Antes de ofrecer su corazón a la escritora, prefirió esperar a tener en las manos el manuscrito de la novela nueva. Tanto si lo aceptaba como si no, y aunque no tenía la menor idea de cuáles serían sus sentimientos, era probable que una proposición de esas características la turbara y la desequilibrara, por decirlo de alguna manera. En cuanto terminase la novela nueva, lo mismo le daría que John Smith siguiera escribiendo o no. Si quería seguir, adelante, y si no, que no volviera a tocar la pluma y el papel en su vida: él mismo se convertiría en sus dividendos. Pero necesitaba un solo John Smith más y pronto, porque las ventas increíbles de
El perturbador de la paz
empezaban a bajar y era el momento idóneo para publicar otra novela del mismo autor. «En los asuntos humanos existe una corriente que, si se aprovecha en su momento, desemboca en la fortuna.» El señor Abbott consideraba que sería una gran pérdida no aprovechar esa corriente.

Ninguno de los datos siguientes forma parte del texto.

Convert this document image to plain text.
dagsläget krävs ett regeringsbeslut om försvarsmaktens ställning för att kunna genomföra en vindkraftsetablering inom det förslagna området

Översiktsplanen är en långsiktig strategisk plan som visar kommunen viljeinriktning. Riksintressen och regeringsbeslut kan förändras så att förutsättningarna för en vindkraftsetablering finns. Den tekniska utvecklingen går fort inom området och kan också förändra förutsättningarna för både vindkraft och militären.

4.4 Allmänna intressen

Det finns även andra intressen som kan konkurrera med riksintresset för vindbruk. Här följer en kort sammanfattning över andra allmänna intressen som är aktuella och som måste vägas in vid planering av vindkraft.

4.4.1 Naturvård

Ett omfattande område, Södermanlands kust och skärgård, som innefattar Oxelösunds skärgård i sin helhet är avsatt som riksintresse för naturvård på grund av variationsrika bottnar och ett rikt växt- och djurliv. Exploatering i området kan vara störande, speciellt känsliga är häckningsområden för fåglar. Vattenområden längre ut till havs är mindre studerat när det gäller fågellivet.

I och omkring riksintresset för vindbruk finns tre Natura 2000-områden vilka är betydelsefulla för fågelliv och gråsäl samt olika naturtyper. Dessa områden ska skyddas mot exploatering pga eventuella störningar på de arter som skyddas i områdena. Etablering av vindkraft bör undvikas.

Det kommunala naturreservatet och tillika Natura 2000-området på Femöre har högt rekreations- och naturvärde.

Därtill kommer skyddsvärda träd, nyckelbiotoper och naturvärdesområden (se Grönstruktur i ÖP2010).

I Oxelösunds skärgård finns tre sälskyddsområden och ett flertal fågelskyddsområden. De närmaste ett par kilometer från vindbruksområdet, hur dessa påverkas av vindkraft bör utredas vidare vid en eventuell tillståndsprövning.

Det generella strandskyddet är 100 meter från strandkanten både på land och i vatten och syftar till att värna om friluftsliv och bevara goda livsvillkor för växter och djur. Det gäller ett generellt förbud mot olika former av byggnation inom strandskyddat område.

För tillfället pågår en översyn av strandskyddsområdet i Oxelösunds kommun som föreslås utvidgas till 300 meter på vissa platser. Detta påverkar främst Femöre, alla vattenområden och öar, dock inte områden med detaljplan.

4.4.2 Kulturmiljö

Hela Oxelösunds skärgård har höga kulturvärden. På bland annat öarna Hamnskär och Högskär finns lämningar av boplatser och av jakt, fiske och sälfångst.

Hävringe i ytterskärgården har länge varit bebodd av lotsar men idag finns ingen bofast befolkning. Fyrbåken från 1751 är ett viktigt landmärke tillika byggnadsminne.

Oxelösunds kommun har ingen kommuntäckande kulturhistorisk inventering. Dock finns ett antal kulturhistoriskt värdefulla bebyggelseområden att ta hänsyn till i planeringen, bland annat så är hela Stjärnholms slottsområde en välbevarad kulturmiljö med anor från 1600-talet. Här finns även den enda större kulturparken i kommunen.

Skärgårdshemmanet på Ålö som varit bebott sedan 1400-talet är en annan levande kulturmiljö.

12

—¿Y cómo se va a titular la nueva novela? —preguntó el señor Abbott con interés.

—Pues he pensado
Más poderosa es la pluma…
—dijo Barbara confidencialmente—, pero si se le ocurre algo mejor, no me importaría cambiarlo… o, bueno, no me importaría mucho —añadió. No fue sincera del todo, porque en realidad le habría importado mucho que le cambiasen el título. A ella le gustaba el suyo, expresaba sus convicciones más profundas. ¿Acaso no había visto en los últimos meses el enorme poder que podía ejercer una pluma?

—Me gusta, sí —dijo el señor Abbott—. No he leído la novela todavía, desde luego, pero el título me gusta. ¿Cuándo podrá entregármela?

—No la he terminado del todo, pero casi.

—Bien —dijo el señor Abbott sonriendo.

—La cuestión es que no sé cómo acabarla. Estoy en un callejón sin salida —dijo Barbara.

Probó el postre de melocotón Melba y concluyó que se lo habían traído directamente del Paraíso.

—Mal asunto —dijo el señor Abbott con el ceño fruncido.

—Le he dado mil vueltas —dijo Barbara con un suspiro—, pero a veces me parece una porquería de principio a fin y me entran ganas de tirarlo todo al fuego.

—¡No, no! —exclamó el señor Abbott, alborotado—. No, no… eso estaría muy mal. No lo haga por nada del mundo. Lo único que pasa es que se ha estancado.

—Será eso —dijo Barbara con tristeza.

—Todos los escritores se estancan de vez en cuando —dijo el señor Abbott con una sonrisa consoladora—, hasta los mejores autores de grandes éxitos. Vamos a hacer lo siguiente: mándemela, si le parece bien, la leo y quizá se me ocurra algo que pueda ayudarla.